A 0.125-kg baseball is dropped from rest.
If the magnitude of the baseball's momentum is 0.750 kg * m/s
just before it lands on the ground, from what height was it dropped?
To determine the height from which the baseball was dropped, we can use the principle of conservation of momentum. The momentum of an object is the product of its mass and velocity. Since the baseball is dropped from rest, its initial velocity is zero.
We are given that the magnitude of the baseball's momentum just before it lands on the ground is 0.750 kg * m/s. We can calculate the final velocity of the baseball using the formula:
momentum = mass * velocity (p = m * v)
0.750 kg * m/s = 0.125 kg * v
Solving for the final velocity, we find that v = 6 m/s.

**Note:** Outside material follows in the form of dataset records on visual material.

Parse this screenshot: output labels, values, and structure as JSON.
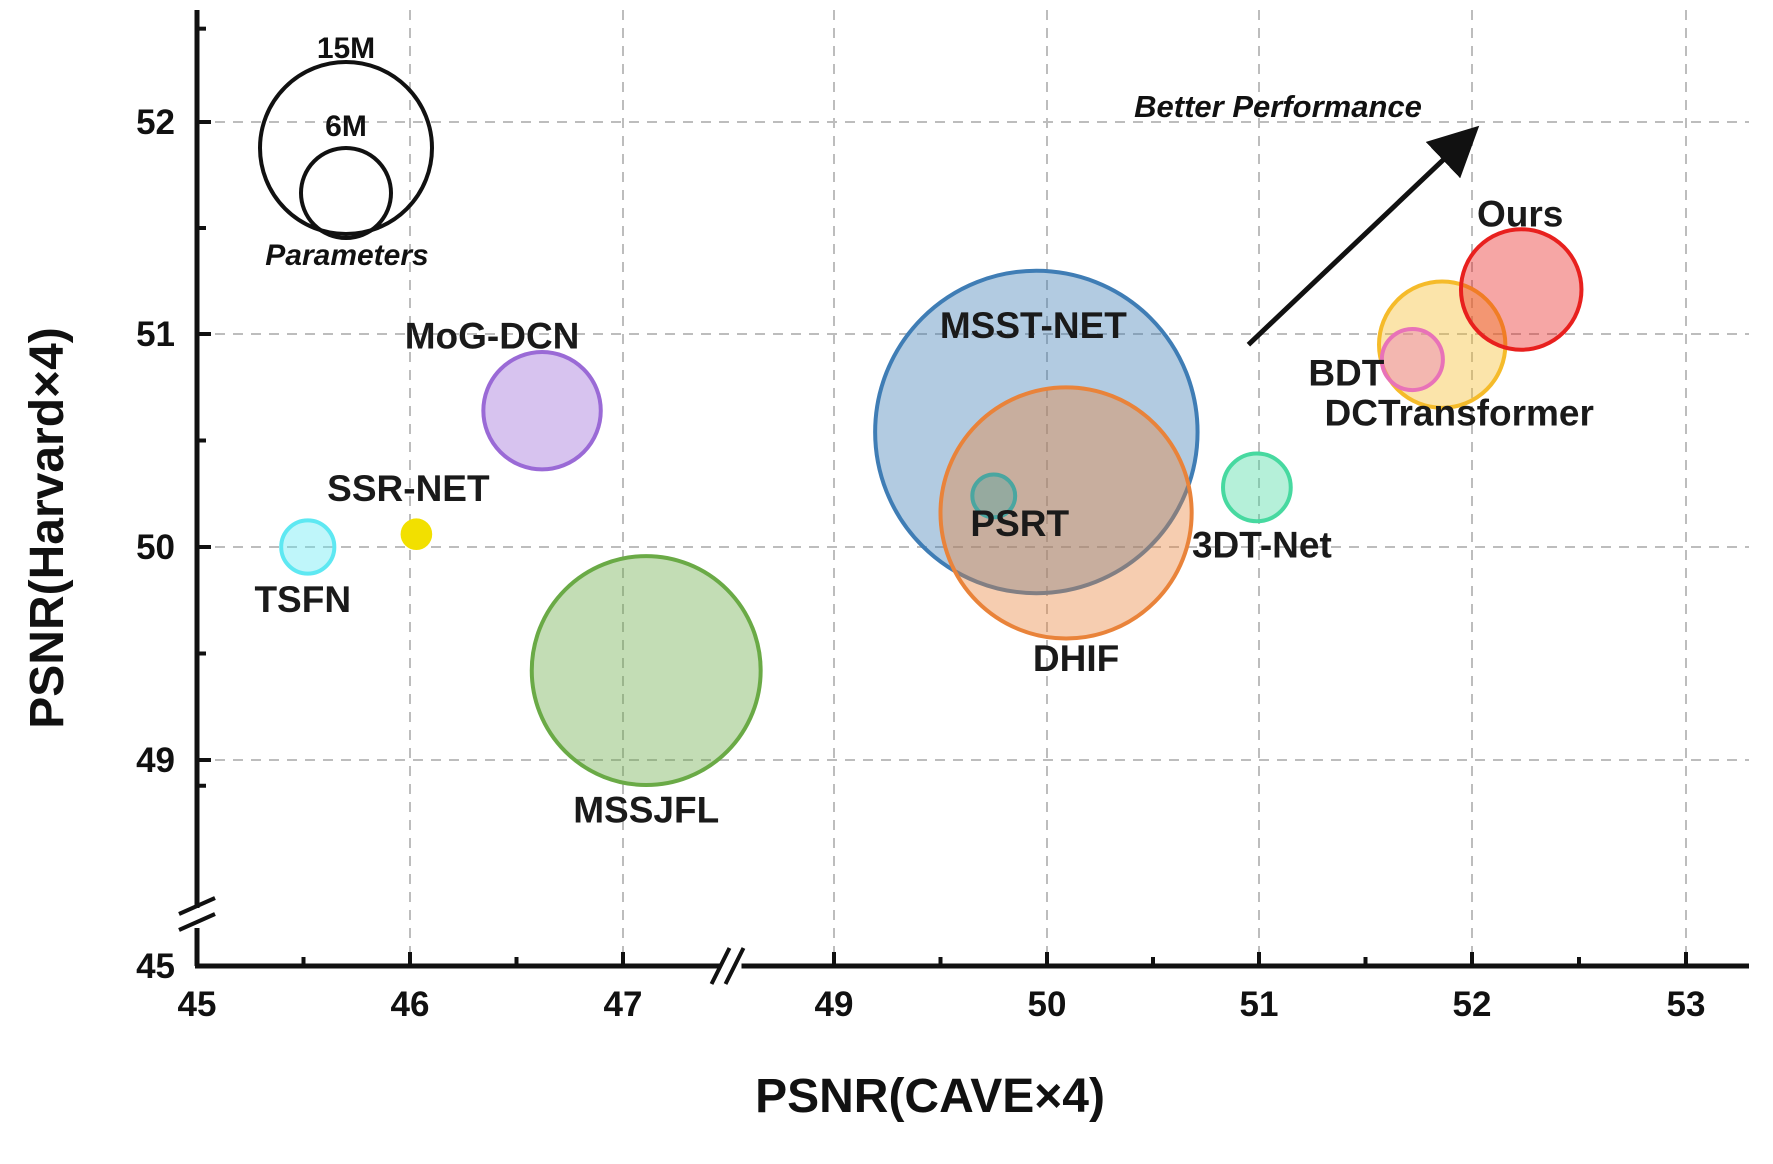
{
  "chart_data": {
    "type": "scatter",
    "variant": "bubble",
    "xlabel": "PSNR(CAVE×4)",
    "ylabel": "PSNR(Harvard×4)",
    "x_ticks": [
      "45",
      "46",
      "47",
      "49",
      "50",
      "51",
      "52",
      "53"
    ],
    "y_ticks": [
      "45",
      "49",
      "50",
      "51",
      "52"
    ],
    "x_axis_break": [
      47.6,
      48.8
    ],
    "y_axis_break": [
      45.5,
      48.5
    ],
    "xlim": [
      45,
      53.3
    ],
    "ylim": [
      45,
      52.6
    ],
    "grid": true,
    "size_legend": {
      "title": "Parameters",
      "entries": [
        {
          "label": "15M",
          "value_M": 15
        },
        {
          "label": "6M",
          "value_M": 6
        }
      ]
    },
    "annotation": {
      "text": "Better Performance",
      "arrow_from": [
        50.95,
        50.95
      ],
      "arrow_to": [
        52.0,
        51.95
      ]
    },
    "series": [
      {
        "name": "TSFN",
        "x": 45.52,
        "y": 50.0,
        "size_M": 0.2,
        "color": "#5ee8f2"
      },
      {
        "name": "SSR-NET",
        "x": 46.03,
        "y": 50.06,
        "size_M": 0.03,
        "color": "#f2e000"
      },
      {
        "name": "MoG-DCN",
        "x": 46.62,
        "y": 50.64,
        "size_M": 1.6,
        "color": "#9a6ad6"
      },
      {
        "name": "MSSJFL",
        "x": 47.22,
        "y": 49.42,
        "size_M": 7.2,
        "color": "#6aaa46"
      },
      {
        "name": "MSST-NET",
        "x": 49.95,
        "y": 50.54,
        "size_M": 15.0,
        "color": "#3f7db5"
      },
      {
        "name": "DHIF",
        "x": 50.09,
        "y": 50.16,
        "size_M": 8.8,
        "color": "#e9833a"
      },
      {
        "name": "PSRT",
        "x": 49.75,
        "y": 50.24,
        "size_M": 0.1,
        "color": "#4aa6a0"
      },
      {
        "name": "3DT-Net",
        "x": 50.99,
        "y": 50.28,
        "size_M": 0.4,
        "color": "#47d9a0"
      },
      {
        "name": "DCTransformer",
        "x": 51.86,
        "y": 50.95,
        "size_M": 1.9,
        "color": "#f5bb2a"
      },
      {
        "name": "BDT",
        "x": 51.72,
        "y": 50.88,
        "size_M": 0.3,
        "color": "#e872b8"
      },
      {
        "name": "Ours",
        "x": 52.23,
        "y": 51.21,
        "size_M": 1.7,
        "color": "#e8201e"
      }
    ]
  }
}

Next, we can use the principles of motion to find the height from which the baseball was dropped. The equation that relates displacement, initial velocity, final velocity, and acceleration under constant acceleration is:
displacement = (final velocity^2 - initial velocity^2) / (2 * acceleration)
Since the baseball is dropped from rest, the initial velocity is 0 m/s. And since it falls under the acceleration due to gravity, we can use g = 9.8 m/s^2 as the acceleration.
Plugging in the values, we have:
displacement = (6 m/s)^2 / (2 * 9.8 m/s^2)
Simplifying the equation gives us:
displacement = 18 / 19.6
Finally, the displacement represents the change in height. Therefore, we conclude that the baseball was dropped from a height of approximately 0.918 meters.